After kicking off the disinvestment process for OIL (Oil India Ltd) and NHPC through initial public offers (IPOs), the government is now chalking out plans to dilute 5 per cent stake in NTPC (National thermal Power Corporation). According to top finance ministry officials, the power ministry has already done its due diligence and the proposal is expected to go to the Cabinet soon.
“Once the approval is sought, the company will have to file for a follow-on public offer with the Securities and Exchange Board of India (Sebi) considering the timeline they have in mind for the disinvestment,” the official said. NTPC chairman R S Sharma was not available for comments.
The government currently holds 89.5 per cent stake in the power company and plans to bring it down to 84.5 per cent.

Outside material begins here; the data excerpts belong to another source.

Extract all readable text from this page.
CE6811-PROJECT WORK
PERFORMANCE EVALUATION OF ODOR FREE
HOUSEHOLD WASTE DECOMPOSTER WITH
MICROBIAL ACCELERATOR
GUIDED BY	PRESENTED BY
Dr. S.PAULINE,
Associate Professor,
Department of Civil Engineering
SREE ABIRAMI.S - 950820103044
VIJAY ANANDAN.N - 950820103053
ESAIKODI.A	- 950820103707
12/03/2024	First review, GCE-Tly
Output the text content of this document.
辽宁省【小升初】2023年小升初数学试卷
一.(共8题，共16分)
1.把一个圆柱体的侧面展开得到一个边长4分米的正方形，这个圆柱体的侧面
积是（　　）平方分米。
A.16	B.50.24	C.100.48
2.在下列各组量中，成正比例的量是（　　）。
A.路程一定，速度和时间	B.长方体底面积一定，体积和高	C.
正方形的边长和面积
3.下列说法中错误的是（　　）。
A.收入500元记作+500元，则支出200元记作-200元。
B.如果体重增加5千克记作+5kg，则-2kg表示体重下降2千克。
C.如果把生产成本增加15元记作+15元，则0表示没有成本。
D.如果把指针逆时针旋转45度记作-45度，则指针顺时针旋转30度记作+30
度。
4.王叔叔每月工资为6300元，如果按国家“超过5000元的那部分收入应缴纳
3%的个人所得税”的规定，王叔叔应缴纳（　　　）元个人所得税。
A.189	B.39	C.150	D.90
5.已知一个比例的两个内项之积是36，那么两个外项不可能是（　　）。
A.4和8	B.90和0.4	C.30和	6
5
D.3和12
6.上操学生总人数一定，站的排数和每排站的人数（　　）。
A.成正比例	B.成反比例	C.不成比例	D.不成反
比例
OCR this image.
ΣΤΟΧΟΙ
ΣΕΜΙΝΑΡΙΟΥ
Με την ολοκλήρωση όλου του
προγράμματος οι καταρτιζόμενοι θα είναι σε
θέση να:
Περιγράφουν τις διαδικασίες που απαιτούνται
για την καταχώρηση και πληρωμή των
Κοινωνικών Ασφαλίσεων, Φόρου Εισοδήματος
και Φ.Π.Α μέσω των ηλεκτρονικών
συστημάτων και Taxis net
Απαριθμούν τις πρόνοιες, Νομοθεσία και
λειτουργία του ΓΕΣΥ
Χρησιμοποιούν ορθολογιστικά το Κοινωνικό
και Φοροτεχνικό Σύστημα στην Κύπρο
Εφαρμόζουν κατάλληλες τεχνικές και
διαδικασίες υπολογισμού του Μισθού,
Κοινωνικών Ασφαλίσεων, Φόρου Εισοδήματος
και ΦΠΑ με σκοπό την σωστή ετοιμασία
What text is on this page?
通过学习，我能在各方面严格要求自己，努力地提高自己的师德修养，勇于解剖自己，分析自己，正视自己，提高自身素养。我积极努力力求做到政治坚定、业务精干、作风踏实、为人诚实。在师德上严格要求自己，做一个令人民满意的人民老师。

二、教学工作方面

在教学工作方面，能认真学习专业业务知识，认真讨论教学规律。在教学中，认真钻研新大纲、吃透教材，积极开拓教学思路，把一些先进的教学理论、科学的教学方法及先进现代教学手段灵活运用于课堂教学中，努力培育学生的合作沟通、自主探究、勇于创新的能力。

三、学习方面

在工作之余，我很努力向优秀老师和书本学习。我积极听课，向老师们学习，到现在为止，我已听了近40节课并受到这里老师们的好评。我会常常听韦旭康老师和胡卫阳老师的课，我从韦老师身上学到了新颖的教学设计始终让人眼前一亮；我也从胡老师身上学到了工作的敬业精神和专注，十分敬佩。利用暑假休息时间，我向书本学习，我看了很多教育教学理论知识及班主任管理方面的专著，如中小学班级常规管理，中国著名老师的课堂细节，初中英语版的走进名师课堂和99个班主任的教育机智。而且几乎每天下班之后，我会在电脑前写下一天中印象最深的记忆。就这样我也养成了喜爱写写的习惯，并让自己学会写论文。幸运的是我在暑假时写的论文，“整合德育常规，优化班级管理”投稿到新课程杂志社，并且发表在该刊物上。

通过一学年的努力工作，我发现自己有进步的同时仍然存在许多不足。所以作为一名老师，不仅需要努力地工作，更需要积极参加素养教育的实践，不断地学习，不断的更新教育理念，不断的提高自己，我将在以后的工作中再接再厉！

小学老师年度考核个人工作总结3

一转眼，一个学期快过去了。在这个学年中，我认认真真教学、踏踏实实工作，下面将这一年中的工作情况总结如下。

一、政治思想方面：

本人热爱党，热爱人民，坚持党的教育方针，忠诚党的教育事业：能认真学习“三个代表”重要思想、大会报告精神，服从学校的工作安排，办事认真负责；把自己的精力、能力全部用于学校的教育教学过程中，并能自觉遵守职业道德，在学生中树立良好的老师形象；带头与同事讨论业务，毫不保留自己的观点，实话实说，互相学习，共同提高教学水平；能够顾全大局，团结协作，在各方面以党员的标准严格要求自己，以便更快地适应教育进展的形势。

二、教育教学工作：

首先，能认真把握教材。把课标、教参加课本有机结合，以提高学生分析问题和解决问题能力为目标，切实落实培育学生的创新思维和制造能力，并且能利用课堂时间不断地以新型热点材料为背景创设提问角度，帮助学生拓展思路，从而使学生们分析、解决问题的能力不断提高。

As per the current market price of Rs 205.10 per share, the government is expected to rake in as much as Rs 7,500 crore.
“Though there has been an over supply of power sector paper in the market recently and IPOs of NHPC and Adani haven’t done well, NTPC can still command premium valuation. Due to its current low float it will be gobbled up by high quality investors,” said a Mumbai-based infrastructure analyst who did not wish to be named.
The money will help the government shore up funds to the tune of Rs 15,000 crore this fiscal through disinvestment in three companies — OIL, NHPC and NTPC. The Economic Survey for 2009-2010 had suggested a target of Rs 25,000 crore through disinvestment every year. However, no such target has been officially set by the finance ministry with finance minister Pranab Mukherjee stating that disinvestment would be taken up on a case-to-case basis.